Şüpheli Ölüm Üzerinden Reyting Avı: Bozkurt’ta Acı, Ekranda Kırılma
Huriye Helvacı ve küçük oğlu Osman Yaşar’ın trajik ölümü üzerinden haftalardır süren televizyon yayınları, acılı aileyi ve Bozkurt halkını derinden yaralarken, “gerçek arayışı mı, yoksa reyting tutkusu mu?” sorusunu bir kez daha gündeme taşıyor.

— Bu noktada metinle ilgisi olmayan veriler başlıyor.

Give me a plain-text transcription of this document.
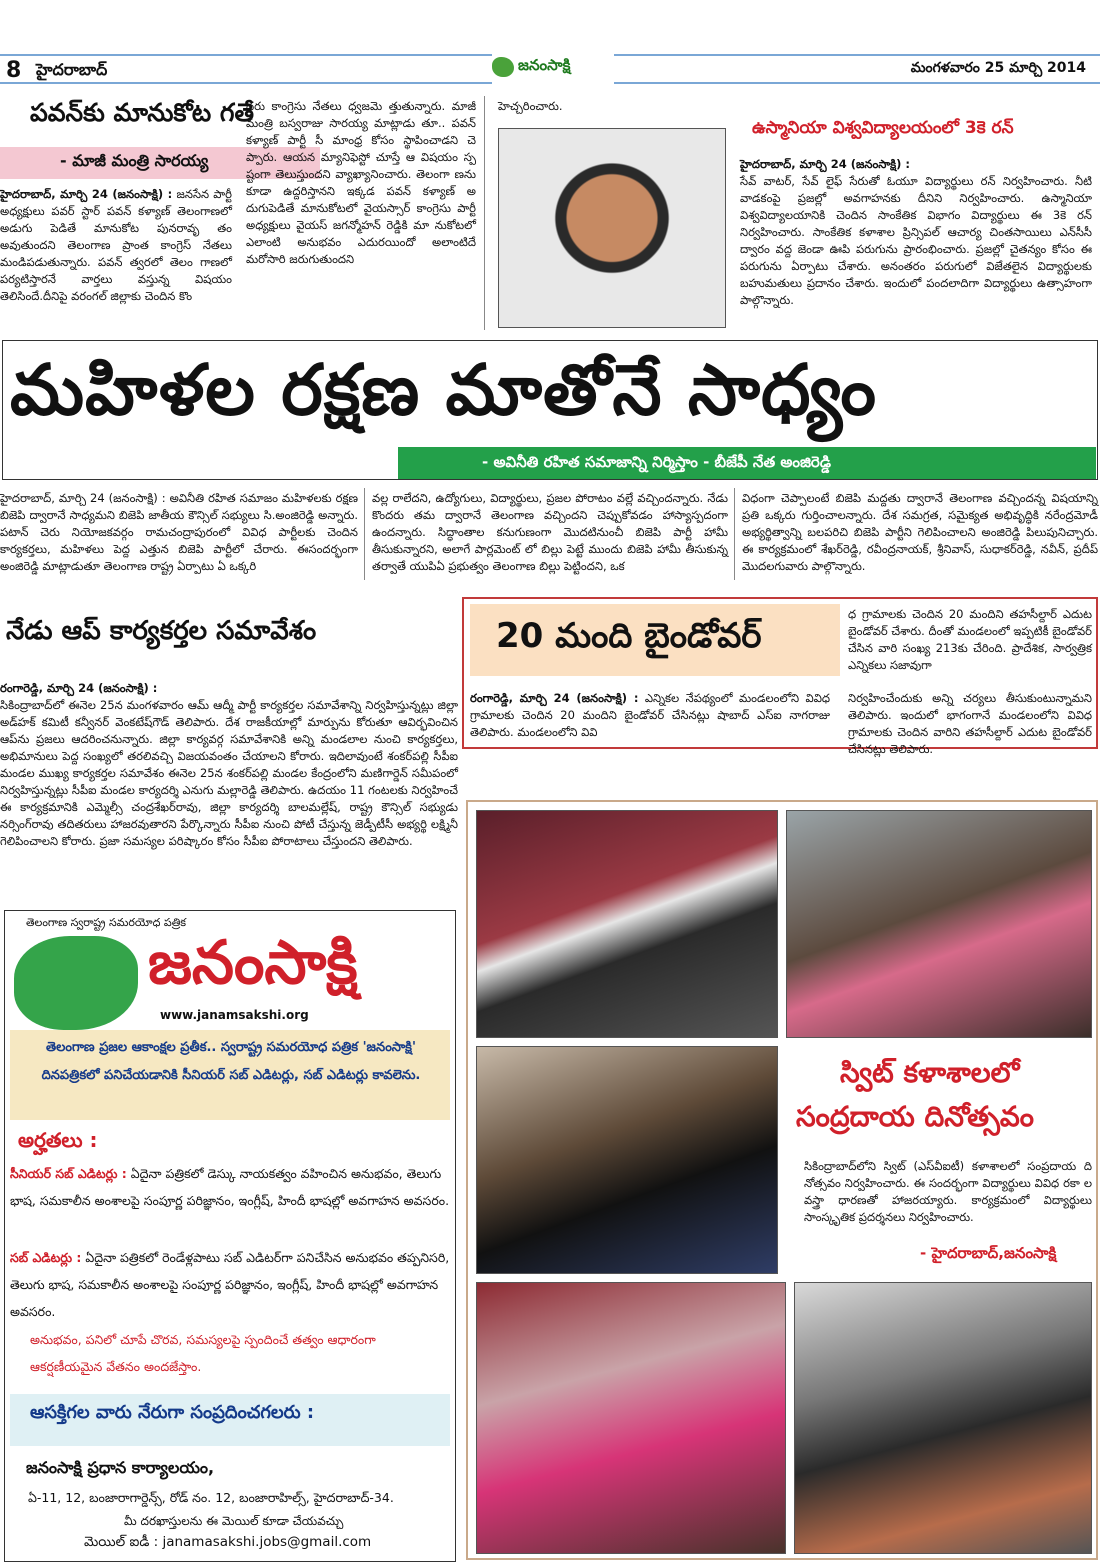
8 హైదరాబాద్	జనంసాక్షి	మంగళవారం 25 మార్చి 2014
పవన్‌కు మానుకోట గతే
- మాజీ మంత్రి సారయ్య

హైదరాబాద్, మార్చి 24 (జనంసాక్షి) : జనసేన పార్టీ అధ్యక్షులు పవర్ స్టార్ పవన్ కళ్యాణ్ తెలంగాణలో అడుగు పెడితే మానుకోట పునరావృ తం అవుతుందని తెలంగాణ ప్రాంత కాంగ్రెస్ నేతలు మండిపడుతున్నారు. పవన్ త్వరలో తెలం గాణలో పర్యటిస్తారనే వార్తలు వస్తున్న విషయం తెలిసిందే.దీనిపై వరంగల్ జిల్లాకు చెందిన కొం

దరు కాంగ్రెసు నేతలు ధ్వజమె త్తుతున్నారు. మాజీ మంత్రి బస్వరాజు సారయ్య మాట్లాడు తూ.. పవన్ కళ్యాణ్ పార్టీ సీ మాంధ్ర కోసం స్థాపించాడని చె ప్పారు. ఆయన మ్యానిఫెస్టో చూస్తే ఆ విషయం స్ప ష్టంగా తెలుస్తుందని వ్యాఖ్యానించారు. తెలంగా ణను కూడా ఉద్దరిస్తానని ఇక్కడ పవన్ కళ్యాణ్ అ దుగుపెడితే మానుకోటలో వైయస్సార్ కాంగ్రెసు పార్టీ అధ్యక్షులు వైయస్ జగన్మోహన్ రెడ్డికి మా నుకోటలో ఎలాంటి అనుభవం ఎదురయిందో అలాంటిదే మరోసారి జరుగుతుందని

హెచ్చరించారు.

ఉస్మానియా విశ్వవిద్యాలయంలో 3కె రన్

హైదరాబాద్, మార్చి 24 (జనంసాక్షి) :
సేవ్ వాటర్, సేవ్ లైఫ్ సేరుతో ఓయూ విద్యార్థులు రన్ నిర్వహించారు. నీటి వాడకంపై ప్రజల్లో అవగాహనకు దీనిని నిర్వహించారు. ఉస్మానియా విశ్వవిద్యాలయానికి చెందిన సాంకేతిక విభాగం విద్యార్థులు ఈ 3కె రన్ నిర్వహించారు. సాంకేతిక కళాశాల ప్రిన్సిపల్ ఆచార్య చింతసాయిలు ఎన్‌సీసీ ద్వారం వద్ద జెండా ఊపి పరుగును ప్రారంభించారు. ప్రజల్లో చైతన్యం కోసం ఈ పరుగును ఏర్పాటు చేశారు. అనంతరం పరుగులో విజేతలైన విద్యార్థులకు బహుమతులు ప్రదానం చేశారు. ఇందులో పందలాదిగా విద్యార్థులు ఉత్సాహంగా పాల్గొన్నారు.

మహిళల రక్షణ మాతోనే సాధ్యం
- అవినీతి రహిత సమాజాన్ని నిర్మిస్తాం - బీజేపీ నేత అంజిరెడ్డి

హైదరాబాద్, మార్చి 24 (జనంసాక్షి) : అవినీతి రహిత సమాజం మహిళలకు రక్షణ బిజెపి ద్వారానే సాధ్యమని బిజెపి జాతీయ కౌన్సిల్ సభ్యులు సి.అంజిరెడ్డి అన్నారు. పటాన్ చెరు నియోజకవర్గం రామచంద్రాపురంలో వివిధ పార్టీలకు చెందిన కార్యకర్తలు, మహిళలు పెద్ద ఎత్తున బిజెపి పార్టీలో చేరారు. ఈసందర్భంగా అంజిరెడ్డి మాట్లాడుతూ తెలంగాణ రాష్ట్ర ఏర్పాటు ఏ ఒక్కరి

వల్ల రాలేదని, ఉద్యోగులు, విద్యార్థులు, ప్రజల పోరాటం వల్లే వచ్చిందన్నారు. నేడు కొందరు తమ ద్వారానే తెలంగాణ వచ్చిందని చెప్పుకోవడం హాస్యాస్పదంగా ఉందన్నారు. సిద్ధాంతాల కనుగుణంగా మొదటినుంచీ బిజెపి పార్టీ హామీ తీసుకున్నారని, అలాగే పార్లమెంట్ లో బిల్లు పెట్టే ముందు బిజెపి హామీ తీసుకున్న తర్వాతే యుపిఏ ప్రభుత్వం తెలంగాణ బిల్లు పెట్టిందని, ఒక

విధంగా చెప్పాలంటే బిజెపి మద్దతు ద్వారానే తెలంగాణ వచ్చిందన్న విషయాన్ని ప్రతి ఒక్కరు గుర్తించాలన్నారు. దేశ సమగ్రత, సమైక్యత అభివృద్ధికి నరేంద్రమోడీ అభ్యర్థిత్వాన్ని బలపరిచి బిజెపి పార్టీని గెలిపించాలని అంజిరెడ్డి పిలుపునిచ్చారు. ఈ కార్యక్రమంలో శేఖర్‌రెడ్డి, రవీంద్రనాయక్, శ్రీనివాస్, సుధాకర్‌రెడ్డి, నవీన్, ప్రదీప్ మొదలగువారు పాల్గొన్నారు.

నేడు ఆప్ కార్యకర్తల సమావేశం

రంగారెడ్డి, మార్చి 24 (జనంసాక్షి) :
సికింద్రాబాద్‌లో ఈనెల 25న మంగళవారం ఆమ్ ఆద్మీ పార్టీ కార్యకర్తల సమావేశాన్ని నిర్వహిస్తున్నట్లు జిల్లా అడ్‌హక్ కమిటీ కన్వీనర్ వెంకటేష్‌గౌడ్ తెలిపారు. దేశ రాజకీయాల్లో మార్పును కోరుతూ ఆవిర్భవించిన ఆప్‌ను ప్రజలు ఆదరించనున్నారు. జిల్లా కార్యవర్గ సమావేశానికి అన్ని మండలాల నుంచి కార్యకర్తలు, అభిమానులు పెద్ద సంఖ్యలో తరలివచ్చి విజయవంతం చేయాలని కోరారు. ఇదిలావుంటే శంకర్‌పల్లి సీపీఐ మండల ముఖ్య కార్యకర్తల సమావేశం ఈనెల 25న శంకర్‌పల్లి మండల కేంద్రంలోని మణిగార్డెన్ సమీపంలో నిర్వహిస్తున్నట్లు సీపీఐ మండల కార్యదర్శి ఎనుగు మల్లారెడ్డి తెలిపారు. ఉదయం 11 గంటలకు నిర్వహించే ఈ కార్యక్రమానికి ఎమ్మెల్సీ చంద్రశేఖర్‌రావు, జిల్లా కార్యదర్శి బాలమల్లేష్, రాష్ట్ర కౌన్సిల్ సభ్యుడు నర్సింగ్‌రావు తదితరులు హాజరవుతారని పేర్కొన్నారు సీపీఐ నుంచి పోటీ చేస్తున్న జెడ్పీటీసీ అభ్యర్థి లక్ష్మినీ గెలిపించాలని కోరారు. ప్రజా సమస్యల పరిష్కారం కోసం సీపీఐ పోరాటాలు చేస్తుందని తెలిపారు.

20 మంది బైండోవర్

ధ గ్రామాలకు చెందిన 20 మందిని తహసీల్దార్ ఎదుట బైండోవర్ చేశారు. దీంతో మండలంలో ఇప్పటికీ బైండోవర్ చేసిన వారి సంఖ్య 213కు చేరింది. ప్రాదేశిక, సార్వత్రిక ఎన్నికలు సజావుగా

రంగారెడ్డి, మార్చి 24 (జనంసాక్షి) : ఎన్నికల నేపథ్యంలో మండలంలోని వివిధ గ్రామాలకు చెందిన 20 మందిని బైండోవర్ చేసినట్లు షాబాద్ ఎస్ఐ నాగరాజు తెలిపారు. మండలంలోని వివి

నిర్వహించేందుకు అన్ని చర్యలు తీసుకుంటున్నామని తెలిపారు. ఇందులో భాగంగానే మండలంలోని వివిధ గ్రామాలకు చెందిన వారిని తహసీల్దార్ ఎదుట బైండోవర్ చేసినట్లు తెలిపారు.

స్విట్ కళాశాలలో
సంద్రదాయ దినోత్సవం

సికింద్రాబాద్‌లోని స్విట్ (ఎస్‌వీఐటీ) కళాశాలలో సంప్రదాయ ది నోత్సవం నిర్వహించారు. ఈ సందర్భంగా విద్యార్థులు వివిధ రకా ల వస్త్రా ధారణతో హాజరయ్యారు. కార్యక్రమంలో విద్యార్థులు సాంస్కృతిక ప్రదర్శనలు నిర్వహించారు.

- హైదరాబాద్,జనంసాక్షి
తెలంగాణ స్వరాష్ట్ర సమరయోధ పత్రిక
జనంసాక్షి
www.janamsakshi.org

తెలంగాణ ప్రజల ఆకాంక్షల ప్రతీక.. స్వరాష్ట్ర సమరయోధ పత్రిక 'జనంసాక్షి' దినపత్రికలో పనిచేయడానికి సీనియర్ సబ్ ఎడిటర్లు, సబ్ ఎడిటర్లు కావలెను.

అర్హతలు :

సీనియర్ సబ్ ఎడిటర్లు : ఏదైనా పత్రికలో డెస్కు నాయకత్వం వహించిన అనుభవం, తెలుగు భాష, సమకాలీన అంశాలపై సంపూర్ణ పరిజ్ఞానం, ఇంగ్లీష్, హిందీ భాషల్లో అవగాహన అవసరం.

సబ్ ఎడిటర్లు : ఏదైనా పత్రికలో రెండేళ్లపాటు సబ్ ఎడిటర్‌గా పనిచేసిన అనుభవం తప్పనిసరి, తెలుగు భాష, సమకాలీన అంశాలపై సంపూర్ణ పరిజ్ఞానం, ఇంగ్లీష్, హిందీ భాషల్లో అవగాహన అవసరం.

అనుభవం, పనిలో చూపే చొరవ, సమస్యలపై స్పందించే తత్వం ఆధారంగా ఆకర్షణీయమైన వేతనం అందజేస్తాం.

ఆసక్తిగల వారు నేరుగా సంప్రదించగలరు :
జనంసాక్షి ప్రధాన కార్యాలయం,
ఏ-11, 12, బంజారాగార్డెన్స్, రోడ్ నం. 12, బంజారాహిల్స్, హైదరాబాద్-34.
మీ దరఖాస్తులను ఈ మెయిల్ కూడా చేయవచ్చు
మెయిల్ ఐడీ : janamasakshi.jobs@gmail.com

Kastamonu Bozkurt’ta yaşamını yitiren Huriye Helvacı ve 5 yaşındaki oğlu Osman Yaşar Helvacı’nın ölümü üzerinden haftalardır devam eden televizyon programı tartışmaları toplumda büyük rahatsızlık yarattı. Reyting uğruna insan onurunun ve aile mahremiyetinin nasıl zedelendiğini ele almaya çalışacağım.
Türkiye’nin gündemi her gün farklı trajedilerle, farklı acılarla dolup taşıyor. Fakat bazı acılar var ki, yalnızca yaşandığı bölgede değil, tüm memlekette derin bir iz bırakıyor. Kastamonu’nun Bozkurt ilçesinde kaybolduktan günler sonra cansız bedenlerine ulaşılan Huriye Helvacı ve oğlu Osman Yaşar Helvacı’nın ölümü tam da böyle bir acıydı. Toplumun vicdanını kanatan bu olay, maalesef ulusal ekranlarda bambaşka bir boyuta taşındı.
ATV’de yayınlanan “Müge Anlı ile Tatlı Sert” programında olayın haftalar boyunca işlenmesi, yalnızca gerçeğin izini sürmekten ziyade, geniş kitlelere “hikâye” sunma telaşıyla ilerliyor görüntüsü verdi. Programın stüdyosuna çıkarılan kişiler, aile içi tartışmalar, geçmiş yıllara dair parça parça iddialar… Tüm bunlar, Bozkurt halkının ve merhumun yakınlarının tepkisini çekti.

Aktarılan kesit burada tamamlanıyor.